Survey result: Where Americans (from the U.S.) locate the Ukraine.
The average was 2,900 km off.
We found that only one out of six Americans can find Ukraine on a map, and that this lack of knowledge is related to preferences: The farther their guesses were from Ukraine’s actual location, the more they wanted the U.S.  to intervene with military force.

It's about time to weep about mankind.
A similar survey in Germany would likely still be embarrassing, I would expect about 1/3 instead of 1/6 to get it right.

How can democracy work, how can politicians represent their constituents if said constituents are clueless?
There's still the approach of politicians representing by trying to get it right on their own, instead of trying to trying to decide according to majority preferences - the technocrat model. But how could - at the next election - the voters judge the technocrats (and new candidates) if they don't even know about the basics?
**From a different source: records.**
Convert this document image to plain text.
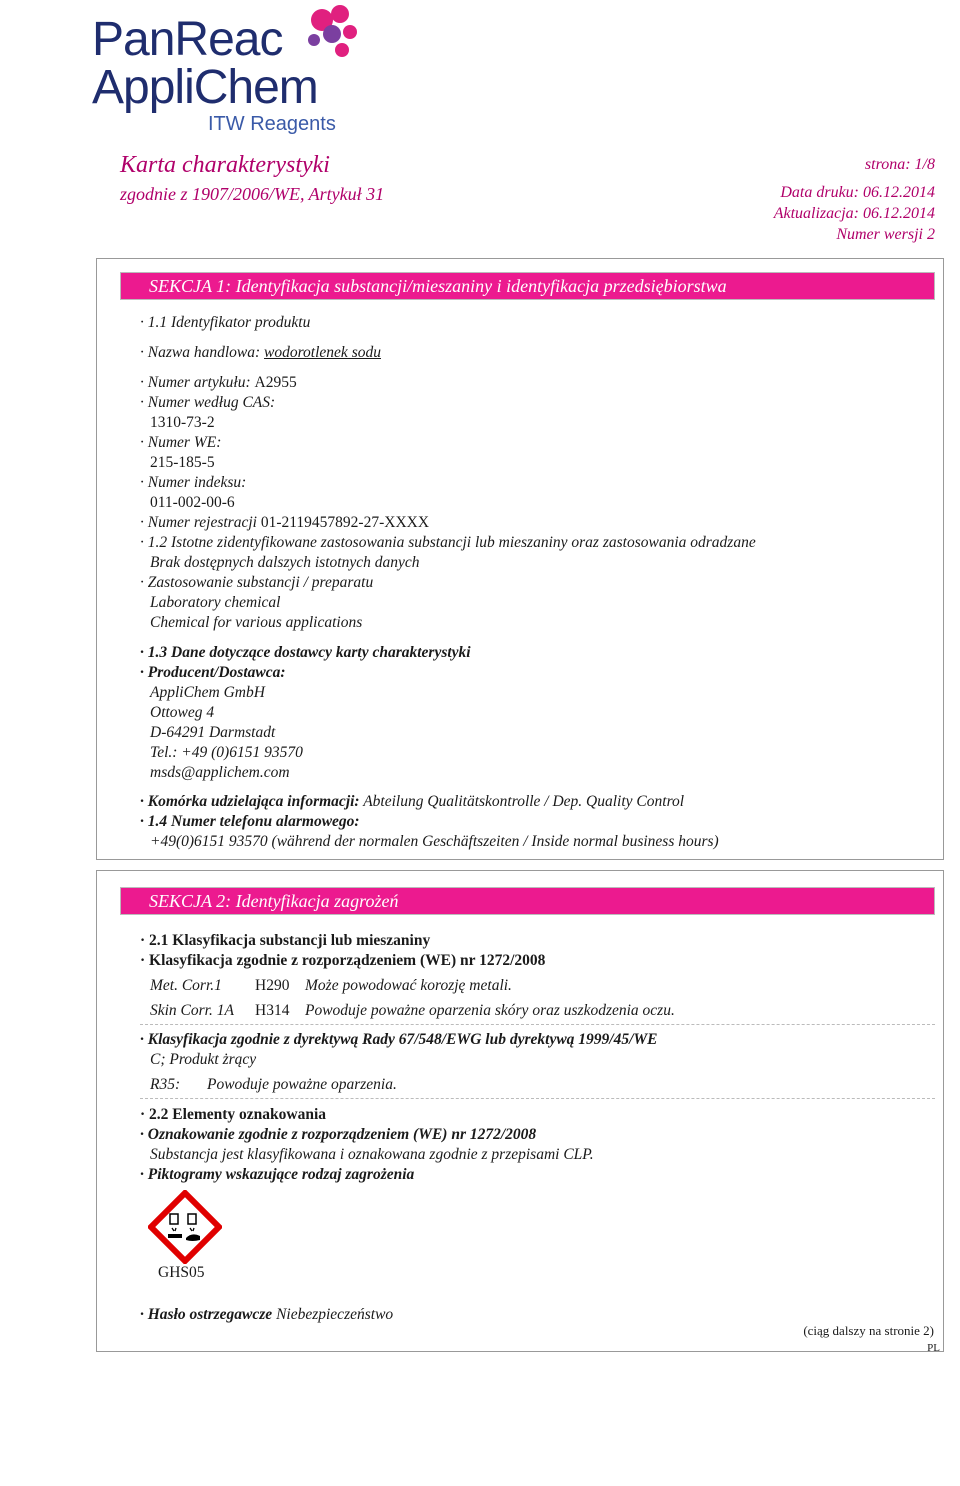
PanReac
AppliChem
ITW Reagents
Karta charakterystyki
zgodnie z 1907/2006/WE, Artykuł 31
strona: 1/8
Data druku: 06.12.2014
Aktualizacja: 06.12.2014
Numer wersji 2
SEKCJA 1: Identyfikacja substancji/mieszaniny i identyfikacja przedsiębiorstwa
· 1.1 Identyfikator produktu
· Nazwa handlowa: wodorotlenek sodu
· Numer artykułu: A2955
· Numer według CAS:
1310-73-2
· Numer WE:
215-185-5
· Numer indeksu:
011-002-00-6
· Numer rejestracji 01-2119457892-27-XXXX
· 1.2 Istotne zidentyfikowane zastosowania substancji lub mieszaniny oraz zastosowania odradzane
Brak dostępnych dalszych istotnych danych
· Zastosowanie substancji / preparatu
Laboratory chemical
Chemical for various applications
· 1.3 Dane dotyczące dostawcy karty charakterystyki
· Producent/Dostawca:
AppliChem GmbH
Ottoweg 4
D-64291 Darmstadt
Tel.: +49 (0)6151 93570
msds@applichem.com
· Komórka udzielająca informacji: Abteilung Qualitätskontrolle / Dep. Quality Control
· 1.4 Numer telefonu alarmowego:
+49(0)6151 93570 (während der normalen Geschäftszeiten / Inside normal business hours)
SEKCJA 2: Identyfikacja zagrożeń
· 2.1 Klasyfikacja substancji lub mieszaniny
· Klasyfikacja zgodnie z rozporządzeniem (WE) nr 1272/2008
Met. Corr.1 H290 Może powodować korozję metali.
Skin Corr. 1A H314 Powoduje poważne oparzenia skóry oraz uszkodzenia oczu.
· Klasyfikacja zgodnie z dyrektywą Rady 67/548/EWG lub dyrektywą 1999/45/WE
C; Produkt żrący
R35: Powoduje poważne oparzenia.
· 2.2 Elementy oznakowania
· Oznakowanie zgodnie z rozporządzeniem (WE) nr 1272/2008
Substancja jest klasyfikowana i oznakowana zgodnie z przepisami CLP.
· Piktogramy wskazujące rodzaj zagrożenia
GHS05
· Hasło ostrzegawcze Niebezpieczeństwo
(ciąg dalszy na stronie 2)
PL
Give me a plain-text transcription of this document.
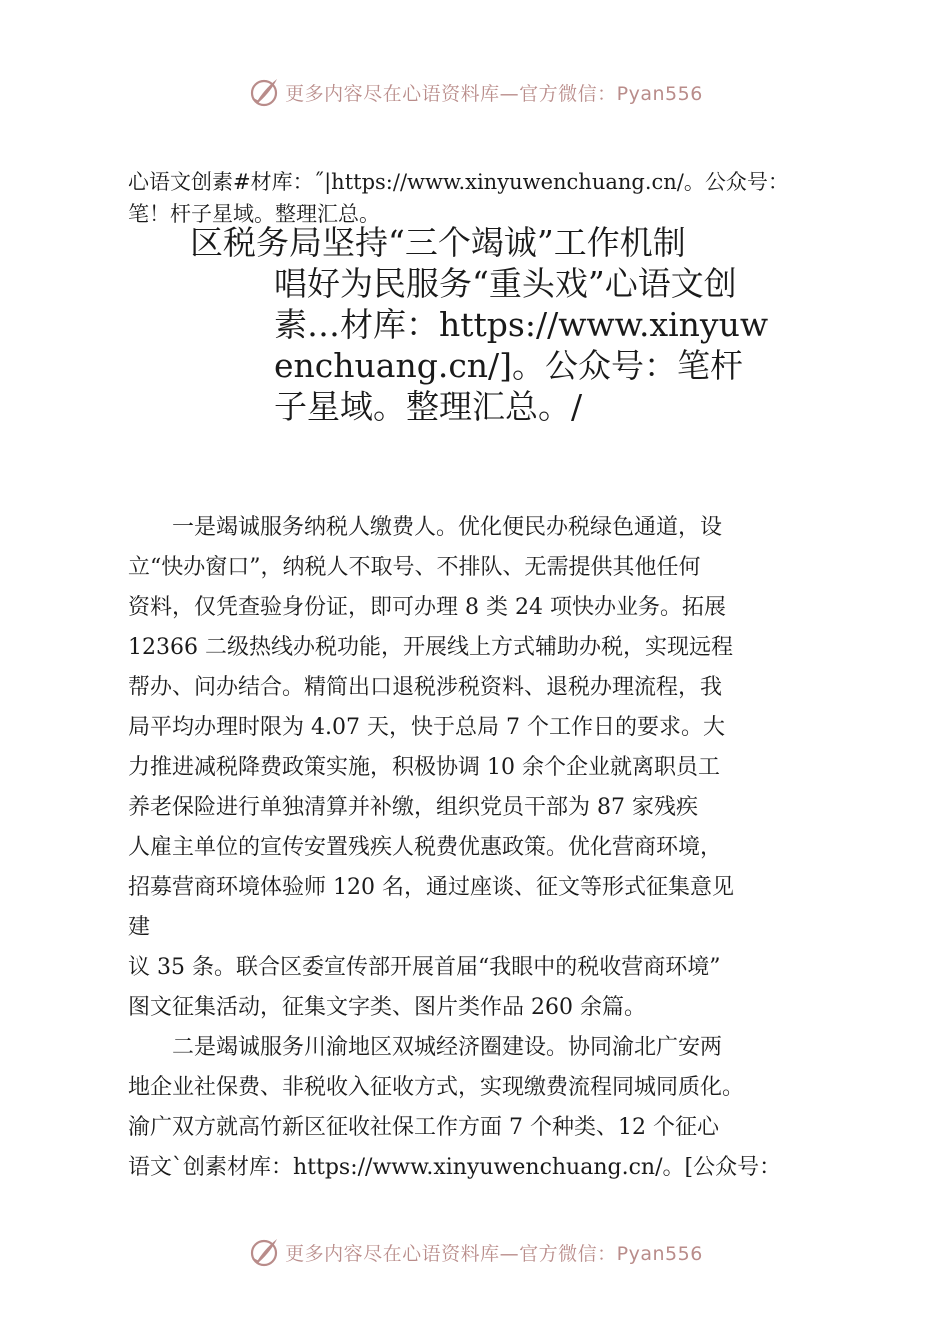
更多内容尽在心语资料库—官方微信：Pyan556
心语文创素#材库：˝|https://www.xinyuwenchuang.cn/。公众号：笔！杆子星域。整理汇总。
区税务局坚持“三个竭诚”工作机制
唱好为民服务“重头戏”心语文创素…材库：https://www.xinyuwenchuang.cn/]。公众号：笔杆子星域。整理汇总。/
一是竭诚服务纳税人缴费人。优化便民办税绿色通道，设
立“快办窗口”，纳税人不取号、不排队、无需提供其他任何
资料，仅凭查验身份证，即可办理 8 类 24 项快办业务。拓展
12366 二级热线办税功能，开展线上方式辅助办税，实现远程
帮办、问办结合。精简出口退税涉税资料、退税办理流程，我
局平均办理时限为 4.07 天，快于总局 7 个工作日的要求。大
力推进减税降费政策实施，积极协调 10 余个企业就离职员工
养老保险进行单独清算并补缴，组织党员干部为 87 家残疾
人雇主单位的宣传安置残疾人税费优惠政策。优化营商环境，
招募营商环境体验师 120 名，通过座谈、征文等形式征集意见
建
议 35 条。联合区委宣传部开展首届“我眼中的税收营商环境”
图文征集活动，征集文字类、图片类作品 260 余篇。
二是竭诚服务川渝地区双城经济圈建设。协同渝北广安两
地企业社保费、非税收入征收方式，实现缴费流程同城同质化。
渝广双方就高竹新区征收社保工作方面 7 个种类、12 个征心
语文`创素材库：https://www.xinyuwenchuang.cn/。[公众号：
更多内容尽在心语资料库—官方微信：Pyan556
I've seen issues such as geography and policy knowledge pinned to schooling deficiencies, but I actually don't remember having learnt world maps and their meaning at school, ever. I was able to find all countries and name their capital at some point (often messed up the small Caribbean islands, though), but that was because I was bored in class, not because I was taught it. General knowledge needs to be picked up later. It is about paying attention to the outside world, instead of being consumed by private life fully.

The worker movement of the 19th century worked to politicise the workers by educating them. Clubs and publications with useful functions doubled as political education tools. It's confusing to me how modern "news" can be infotainment (pretending to be about information, but emphasizing entertainment value) and still fail to carry the content across sufficiently.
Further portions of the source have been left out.